J Korean Neurosurg Soc.
2002 May;31(5):429-434.
The Efficacy of Anterior Lumbar Interbody Fusion in Degenerative Disc Disease and Degenerative Spondylolisthesis: Comparative Review of 44 Single-Level Cases
- Affiliations
-
- 1Department of Neurosurgery, Wooridul Spine Hospital, Seoul, Korea.

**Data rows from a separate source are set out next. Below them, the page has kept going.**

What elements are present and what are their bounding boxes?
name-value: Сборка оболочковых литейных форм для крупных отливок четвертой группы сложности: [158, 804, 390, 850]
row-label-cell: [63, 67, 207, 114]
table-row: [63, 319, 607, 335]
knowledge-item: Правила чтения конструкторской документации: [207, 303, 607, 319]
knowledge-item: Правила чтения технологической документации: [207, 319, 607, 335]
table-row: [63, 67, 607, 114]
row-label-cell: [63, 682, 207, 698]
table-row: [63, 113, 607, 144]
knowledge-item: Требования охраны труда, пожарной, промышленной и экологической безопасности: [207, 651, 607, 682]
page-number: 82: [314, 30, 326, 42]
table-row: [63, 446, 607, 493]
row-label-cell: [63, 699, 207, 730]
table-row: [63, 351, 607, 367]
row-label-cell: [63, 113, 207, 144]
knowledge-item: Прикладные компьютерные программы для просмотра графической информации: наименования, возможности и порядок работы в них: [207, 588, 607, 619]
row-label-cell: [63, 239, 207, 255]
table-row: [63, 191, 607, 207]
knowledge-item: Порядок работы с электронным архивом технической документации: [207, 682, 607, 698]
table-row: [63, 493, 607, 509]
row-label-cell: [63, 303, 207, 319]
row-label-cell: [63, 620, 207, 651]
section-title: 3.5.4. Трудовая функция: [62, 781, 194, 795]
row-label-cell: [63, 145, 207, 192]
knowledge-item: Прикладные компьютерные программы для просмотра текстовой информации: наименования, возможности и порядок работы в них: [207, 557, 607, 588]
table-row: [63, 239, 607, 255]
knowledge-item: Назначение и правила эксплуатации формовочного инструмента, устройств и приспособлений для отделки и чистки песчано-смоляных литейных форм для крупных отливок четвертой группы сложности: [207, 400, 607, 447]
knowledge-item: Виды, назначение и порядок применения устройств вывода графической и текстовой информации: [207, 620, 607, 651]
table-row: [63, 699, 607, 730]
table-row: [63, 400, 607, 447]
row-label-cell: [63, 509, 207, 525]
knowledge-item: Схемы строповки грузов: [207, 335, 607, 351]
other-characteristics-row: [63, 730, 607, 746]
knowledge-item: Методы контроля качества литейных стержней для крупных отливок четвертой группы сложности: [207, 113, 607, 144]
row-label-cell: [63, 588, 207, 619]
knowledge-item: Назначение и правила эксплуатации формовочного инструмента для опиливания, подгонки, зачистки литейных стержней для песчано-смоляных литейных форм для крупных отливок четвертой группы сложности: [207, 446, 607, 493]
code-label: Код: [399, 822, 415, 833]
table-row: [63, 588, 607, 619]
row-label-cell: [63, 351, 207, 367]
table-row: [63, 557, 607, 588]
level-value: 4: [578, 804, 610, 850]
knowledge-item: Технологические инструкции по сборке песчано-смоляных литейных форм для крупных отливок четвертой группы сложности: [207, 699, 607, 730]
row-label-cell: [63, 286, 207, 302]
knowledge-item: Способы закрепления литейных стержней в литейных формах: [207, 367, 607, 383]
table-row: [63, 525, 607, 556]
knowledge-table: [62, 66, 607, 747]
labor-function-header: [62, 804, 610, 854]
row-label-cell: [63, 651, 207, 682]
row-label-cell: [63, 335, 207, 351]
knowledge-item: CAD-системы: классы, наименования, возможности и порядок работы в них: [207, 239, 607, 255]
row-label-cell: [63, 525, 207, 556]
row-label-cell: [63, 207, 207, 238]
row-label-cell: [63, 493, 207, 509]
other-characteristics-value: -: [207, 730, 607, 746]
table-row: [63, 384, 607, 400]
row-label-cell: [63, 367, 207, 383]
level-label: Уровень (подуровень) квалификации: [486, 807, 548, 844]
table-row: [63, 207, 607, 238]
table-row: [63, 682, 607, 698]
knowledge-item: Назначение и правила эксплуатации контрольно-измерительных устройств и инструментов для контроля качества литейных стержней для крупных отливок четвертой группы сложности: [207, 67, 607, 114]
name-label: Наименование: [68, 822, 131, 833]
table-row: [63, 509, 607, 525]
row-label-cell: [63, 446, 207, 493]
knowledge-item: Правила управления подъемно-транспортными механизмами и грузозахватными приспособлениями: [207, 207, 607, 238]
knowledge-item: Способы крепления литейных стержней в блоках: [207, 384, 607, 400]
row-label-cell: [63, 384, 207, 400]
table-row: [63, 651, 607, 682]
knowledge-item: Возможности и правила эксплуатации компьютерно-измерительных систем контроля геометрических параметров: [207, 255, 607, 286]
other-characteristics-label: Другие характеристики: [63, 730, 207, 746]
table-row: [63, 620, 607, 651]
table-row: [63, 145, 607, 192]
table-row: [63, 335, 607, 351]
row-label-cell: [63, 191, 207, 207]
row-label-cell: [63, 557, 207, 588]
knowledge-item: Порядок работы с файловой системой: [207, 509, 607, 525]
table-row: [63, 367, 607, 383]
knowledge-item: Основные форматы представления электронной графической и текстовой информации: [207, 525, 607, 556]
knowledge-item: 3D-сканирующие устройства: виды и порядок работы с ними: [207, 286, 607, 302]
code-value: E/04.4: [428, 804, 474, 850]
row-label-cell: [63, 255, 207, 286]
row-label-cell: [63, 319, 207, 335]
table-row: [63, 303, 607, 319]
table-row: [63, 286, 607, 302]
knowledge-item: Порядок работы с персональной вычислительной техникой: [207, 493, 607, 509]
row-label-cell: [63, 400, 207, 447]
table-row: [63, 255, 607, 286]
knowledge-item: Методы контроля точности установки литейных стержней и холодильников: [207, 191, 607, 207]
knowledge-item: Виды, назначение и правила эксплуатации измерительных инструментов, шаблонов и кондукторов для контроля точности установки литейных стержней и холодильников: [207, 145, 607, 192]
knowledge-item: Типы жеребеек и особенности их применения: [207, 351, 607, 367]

- 2Department of General Surgery, Wooridul Spine Hospital, Seoul, Korea.
Abstract
OBJECTIVE
The authors conduct a retrospective study to evaluate the efficacy of anterior lumbar interbody fusion(ALIF) in treating degenerative disc disease(DDD) and degenerative spondylolisthesis(DS).
METHODS
During 1998, eighty-six patients underwent mini-retroperitoneal ALIF with Brantigan carbon cages. Among them, 19 patients were lost during the follow-up period and 23 patients underwent multilevel fusion procedures. The authors evaluated 44 single-level cases(31 with DDD; 13 with DS) with Macnab's criteria for clinical outcomes and the Criteria of Brantigan and Steffee for fusion results. The extent of slippage of patient with DS was not greater than grade 1. The mean follow-up period was 24 months.
RESULTS
The overall fusion rate was 88.6%(94% in DDD; 77% in DS). Based on the Macnab's criteria, excellent or good results were achieved in 38 of 44 patients(86.3%). Overall clinical outcome was significantly associated with preoperative diagnosis(p=0.03), radiologically demonstrated fusion(p=0.001), and subsidence of cages(p=0.03). In DDD sub-group, two cases of fusion failure and four of subsidence of cages belonged to excellent or good results. But, in DS sub-group, fusion failure or subsidence rate were significantly high and all three cases with poor result belonged to this sub-group. One of them underwent posterior operation.
CONCLUSION
ALIF is considered as a good surgical method for a patient with discogenic back pain caused by degenerative disc disease. But in degenerative spondylolisthesis, considering the comparatively poor clinical and radiological result, it seems that ALIF alone does not provide sufficient strength to overcome the instability. Despite the advantage of minimal invasiveness, more careful application of ALIF is needed in the of degenerative spondylolisthesis.